Apalagi diketahui jaringan teroris tersebar di seluruh Indonesia dimana kantong-kantong utama gerakan mereka berada di beberapa daerah diantaranya Aceh, Medan, Jakarta, Solo, Bima, Poso dan Makassar. Untuk mengungkap dan menangkap jaringan teroris, tentu dibutuhkan investigasi dan perencanaan yang akurat. Namun di sisi lain, pemerintah juga tak ingin penanganan teroris ini mengulang kesalahan di masa silam.

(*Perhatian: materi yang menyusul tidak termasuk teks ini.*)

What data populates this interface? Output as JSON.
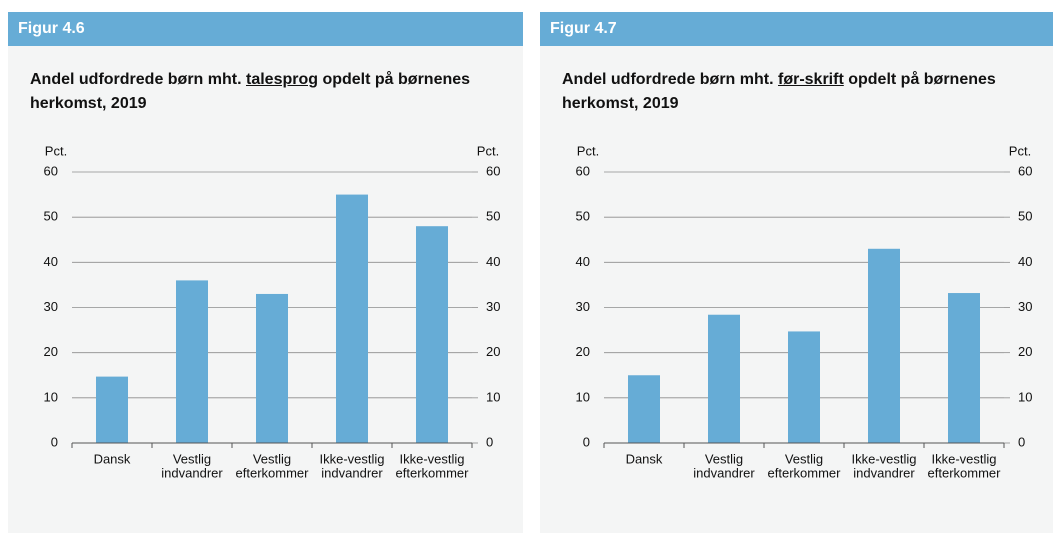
{
  "chart_data": [
    {
      "type": "bar",
      "figure": "Figur 4.6",
      "title": {
        "before": "Andel udfordrede børn mht. ",
        "underlined": "talesprog",
        "after": " opdelt på børnenes herkomst, 2019"
      },
      "ylabel": "Pct.",
      "y2label": "Pct.",
      "categories": [
        [
          "Dansk"
        ],
        [
          "Vestlig",
          "indvandrer"
        ],
        [
          "Vestlig",
          "efterkommer"
        ],
        [
          "Ikke-vestlig",
          "indvandrer"
        ],
        [
          "Ikke-vestlig",
          "efterkommer"
        ]
      ],
      "values": [
        14.7,
        36,
        33,
        55,
        48
      ],
      "color": "#66acd6",
      "ylim": [
        0,
        60
      ],
      "yticks": [
        0,
        10,
        20,
        30,
        40,
        50,
        60
      ],
      "y2lim": [
        0,
        60
      ],
      "y2ticks": [
        0,
        10,
        20,
        30,
        40,
        50,
        60
      ],
      "grid": true
    },
    {
      "type": "bar",
      "figure": "Figur 4.7",
      "title": {
        "before": "Andel udfordrede børn mht. ",
        "underlined": "før-skrift",
        "after": " opdelt på børnenes herkomst, 2019"
      },
      "ylabel": "Pct.",
      "y2label": "Pct.",
      "categories": [
        [
          "Dansk"
        ],
        [
          "Vestlig",
          "indvandrer"
        ],
        [
          "Vestlig",
          "efterkommer"
        ],
        [
          "Ikke-vestlig",
          "indvandrer"
        ],
        [
          "Ikke-vestlig",
          "efterkommer"
        ]
      ],
      "values": [
        15,
        28.4,
        24.7,
        43,
        33.2
      ],
      "color": "#66acd6",
      "ylim": [
        0,
        60
      ],
      "yticks": [
        0,
        10,
        20,
        30,
        40,
        50,
        60
      ],
      "y2lim": [
        0,
        60
      ],
      "y2ticks": [
        0,
        10,
        20,
        30,
        40,
        50,
        60
      ],
      "grid": true
    }
  ]
}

"Pemerintah tak ingin ada operasi militer seperti dulu yang akhirnya malah melanggar HAM secara masif. Makanya dibentuklah satuan yang mumpuni, Densus 88," kata Ansyaad.
Pekerjaan Densus, tambah dia, sangat sulit. Mereka bukannya menangani satu dua orang teroris saja, tapi kelompok-kelompok yang jumlahnya banyak dan jaringan-jaringannya yang sebenarnya saling terkait. "Jadi jangan langsung menghakimi. Mereka yang meminta Densus bubar itu tidak mengerti bahayanya teroris," kata mantan kepala Polda Sumatera Utara itu.
Wacana pembubaran Densus 88 muncul setelah sejumlah pimpinan Majelis Ulama Indonesia, Pengurus Pusat Muhammadiyah, dan ormas Islam melaporkan adanya rekaman video kekerasan tersebut ke Badan Reserse Kriminal Mabes Polri, akhir Februari lalu.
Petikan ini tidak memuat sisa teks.